I am not familiar with an option to delete existing values for fields that are delivered as empty cells. I will look into that.

nielsklazenga commented 5 years ago

@ansell, sorry for not getting back to you earlier. I will change the name of the identification history file in the meta.xml (or the other way around). @M-Nicholls will know what I am talking about re the null values, but it probably doesn't matter so much for now, as we will be doing this again in some form or another anyway.

nielsklazenga commented 5 years ago

@ansell.
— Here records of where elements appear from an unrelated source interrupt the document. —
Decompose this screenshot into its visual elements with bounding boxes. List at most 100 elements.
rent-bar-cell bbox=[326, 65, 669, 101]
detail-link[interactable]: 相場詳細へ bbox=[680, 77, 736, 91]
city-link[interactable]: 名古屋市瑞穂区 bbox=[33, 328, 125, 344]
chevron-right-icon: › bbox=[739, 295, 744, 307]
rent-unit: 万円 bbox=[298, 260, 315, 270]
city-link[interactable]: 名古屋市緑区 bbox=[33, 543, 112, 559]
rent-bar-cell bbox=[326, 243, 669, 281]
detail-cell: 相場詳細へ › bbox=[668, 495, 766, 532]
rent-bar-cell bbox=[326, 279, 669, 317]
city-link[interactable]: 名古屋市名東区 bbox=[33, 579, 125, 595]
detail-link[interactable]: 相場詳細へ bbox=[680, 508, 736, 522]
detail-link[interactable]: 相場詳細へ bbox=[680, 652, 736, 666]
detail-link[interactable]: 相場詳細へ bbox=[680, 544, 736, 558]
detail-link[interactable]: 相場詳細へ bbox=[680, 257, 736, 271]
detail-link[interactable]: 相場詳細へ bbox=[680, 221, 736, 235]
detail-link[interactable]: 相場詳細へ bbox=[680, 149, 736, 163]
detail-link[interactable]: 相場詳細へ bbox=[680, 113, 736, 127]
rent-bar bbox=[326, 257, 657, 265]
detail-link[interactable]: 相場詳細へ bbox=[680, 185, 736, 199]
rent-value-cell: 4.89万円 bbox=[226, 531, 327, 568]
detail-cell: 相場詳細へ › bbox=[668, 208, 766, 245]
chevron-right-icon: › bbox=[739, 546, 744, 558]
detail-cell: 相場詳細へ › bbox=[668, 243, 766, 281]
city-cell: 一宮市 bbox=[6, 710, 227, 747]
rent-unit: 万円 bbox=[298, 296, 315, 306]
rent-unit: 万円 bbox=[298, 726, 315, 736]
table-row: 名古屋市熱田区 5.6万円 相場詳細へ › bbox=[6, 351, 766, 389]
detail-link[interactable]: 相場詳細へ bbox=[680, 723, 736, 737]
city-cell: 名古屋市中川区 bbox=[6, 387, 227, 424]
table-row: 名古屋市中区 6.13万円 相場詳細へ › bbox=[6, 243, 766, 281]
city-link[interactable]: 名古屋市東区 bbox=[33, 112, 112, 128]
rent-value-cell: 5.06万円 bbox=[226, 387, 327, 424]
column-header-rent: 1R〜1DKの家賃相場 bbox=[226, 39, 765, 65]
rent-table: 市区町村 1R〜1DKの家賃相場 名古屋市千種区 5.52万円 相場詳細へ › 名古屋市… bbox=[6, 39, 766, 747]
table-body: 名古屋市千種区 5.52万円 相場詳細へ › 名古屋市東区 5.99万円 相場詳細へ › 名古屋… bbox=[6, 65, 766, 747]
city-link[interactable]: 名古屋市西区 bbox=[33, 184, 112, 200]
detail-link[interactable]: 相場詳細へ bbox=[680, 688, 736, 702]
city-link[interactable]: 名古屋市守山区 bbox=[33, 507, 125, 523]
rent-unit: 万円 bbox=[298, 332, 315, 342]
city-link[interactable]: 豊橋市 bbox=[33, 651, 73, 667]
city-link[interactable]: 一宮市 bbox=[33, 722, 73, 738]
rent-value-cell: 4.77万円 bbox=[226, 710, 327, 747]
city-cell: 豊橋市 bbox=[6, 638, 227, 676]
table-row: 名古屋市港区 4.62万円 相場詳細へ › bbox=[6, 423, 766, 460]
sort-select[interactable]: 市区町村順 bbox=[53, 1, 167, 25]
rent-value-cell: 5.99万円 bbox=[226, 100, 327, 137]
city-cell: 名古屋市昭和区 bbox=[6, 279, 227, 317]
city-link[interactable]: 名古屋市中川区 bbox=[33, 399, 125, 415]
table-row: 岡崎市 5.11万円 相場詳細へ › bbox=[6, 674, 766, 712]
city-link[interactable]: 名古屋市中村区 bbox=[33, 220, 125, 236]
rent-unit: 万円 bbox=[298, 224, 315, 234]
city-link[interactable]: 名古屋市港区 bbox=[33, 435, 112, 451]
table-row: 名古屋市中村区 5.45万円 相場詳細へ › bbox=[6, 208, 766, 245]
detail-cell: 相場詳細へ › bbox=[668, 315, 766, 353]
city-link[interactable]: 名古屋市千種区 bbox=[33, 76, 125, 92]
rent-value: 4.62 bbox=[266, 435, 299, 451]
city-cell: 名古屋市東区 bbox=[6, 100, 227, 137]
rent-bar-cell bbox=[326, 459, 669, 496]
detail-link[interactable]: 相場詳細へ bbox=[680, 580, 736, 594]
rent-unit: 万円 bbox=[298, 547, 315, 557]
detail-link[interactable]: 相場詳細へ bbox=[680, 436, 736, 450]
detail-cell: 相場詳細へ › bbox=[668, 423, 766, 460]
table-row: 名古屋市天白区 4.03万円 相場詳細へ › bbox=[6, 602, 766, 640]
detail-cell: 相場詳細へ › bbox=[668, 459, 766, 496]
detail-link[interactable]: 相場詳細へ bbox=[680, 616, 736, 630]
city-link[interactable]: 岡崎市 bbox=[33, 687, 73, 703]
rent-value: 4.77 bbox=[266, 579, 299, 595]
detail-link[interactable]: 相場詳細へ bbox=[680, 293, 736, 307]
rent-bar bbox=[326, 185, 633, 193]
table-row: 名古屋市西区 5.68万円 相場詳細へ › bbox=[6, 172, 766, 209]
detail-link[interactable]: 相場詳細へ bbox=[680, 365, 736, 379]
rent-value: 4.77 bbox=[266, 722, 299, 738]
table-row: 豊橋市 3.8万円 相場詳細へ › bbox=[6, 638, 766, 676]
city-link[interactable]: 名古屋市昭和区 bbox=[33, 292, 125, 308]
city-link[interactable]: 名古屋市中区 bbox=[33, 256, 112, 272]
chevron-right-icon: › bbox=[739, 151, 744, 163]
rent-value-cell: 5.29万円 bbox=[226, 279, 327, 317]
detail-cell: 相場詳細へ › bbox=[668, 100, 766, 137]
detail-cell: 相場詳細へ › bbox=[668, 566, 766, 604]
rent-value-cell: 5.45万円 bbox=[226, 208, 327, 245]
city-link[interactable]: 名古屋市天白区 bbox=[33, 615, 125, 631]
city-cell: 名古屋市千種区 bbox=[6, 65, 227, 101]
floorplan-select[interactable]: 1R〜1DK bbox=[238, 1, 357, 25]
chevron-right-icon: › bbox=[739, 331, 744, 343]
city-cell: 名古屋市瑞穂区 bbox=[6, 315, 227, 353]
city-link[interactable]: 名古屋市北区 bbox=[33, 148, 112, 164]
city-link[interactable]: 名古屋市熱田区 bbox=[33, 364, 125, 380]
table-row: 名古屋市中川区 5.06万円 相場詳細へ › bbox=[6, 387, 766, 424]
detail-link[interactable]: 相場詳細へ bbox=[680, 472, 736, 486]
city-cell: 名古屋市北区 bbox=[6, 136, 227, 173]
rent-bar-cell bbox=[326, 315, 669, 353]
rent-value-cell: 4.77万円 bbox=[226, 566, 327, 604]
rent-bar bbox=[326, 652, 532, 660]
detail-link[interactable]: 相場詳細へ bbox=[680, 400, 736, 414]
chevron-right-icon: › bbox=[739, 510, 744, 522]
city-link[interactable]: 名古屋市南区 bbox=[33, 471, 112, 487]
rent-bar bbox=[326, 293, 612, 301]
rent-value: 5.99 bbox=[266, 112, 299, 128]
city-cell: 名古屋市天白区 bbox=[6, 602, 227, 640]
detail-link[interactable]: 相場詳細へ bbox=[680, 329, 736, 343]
I had reason to look at AVH just then and the numbers of records for each herbarium look good. Can you confirm that the upload was successful?

Also, the reason I was looking was that someone told me that the links to AVH records in VicFlora were broken (these links are only in the editing interface, so this is not as bad as it sounds). Was it expected that the UUIDs would change?

ansell commented 5 years ago

Yes, the ALA UUIDs are not stable if the loaded identifiers change. In this case, the change involving space characters, occurred a while ago and at that time there was a hack put in to specifically support AVH. Both the first and second duplicate record bugs--biocache-store Darwin Core Archive key bug, and not including the removeSpaces hack after that--mean that the original UUIDs are not likely to match the current records. Any references into the ALA should be done using searches rather than the record URLs.

nielsklazenga commented 5 years ago

Thanks @ansell for all your work on this. I'll try a delta next week.

Putting in a search string is a good temporary solution for my issue in VicFlora. VicFlora is meant to reload to reload data from AVH every day, so the UUIDs should be stable enough for that, especially since I know when they are likely to change, but I never got around to quite finishing that bit.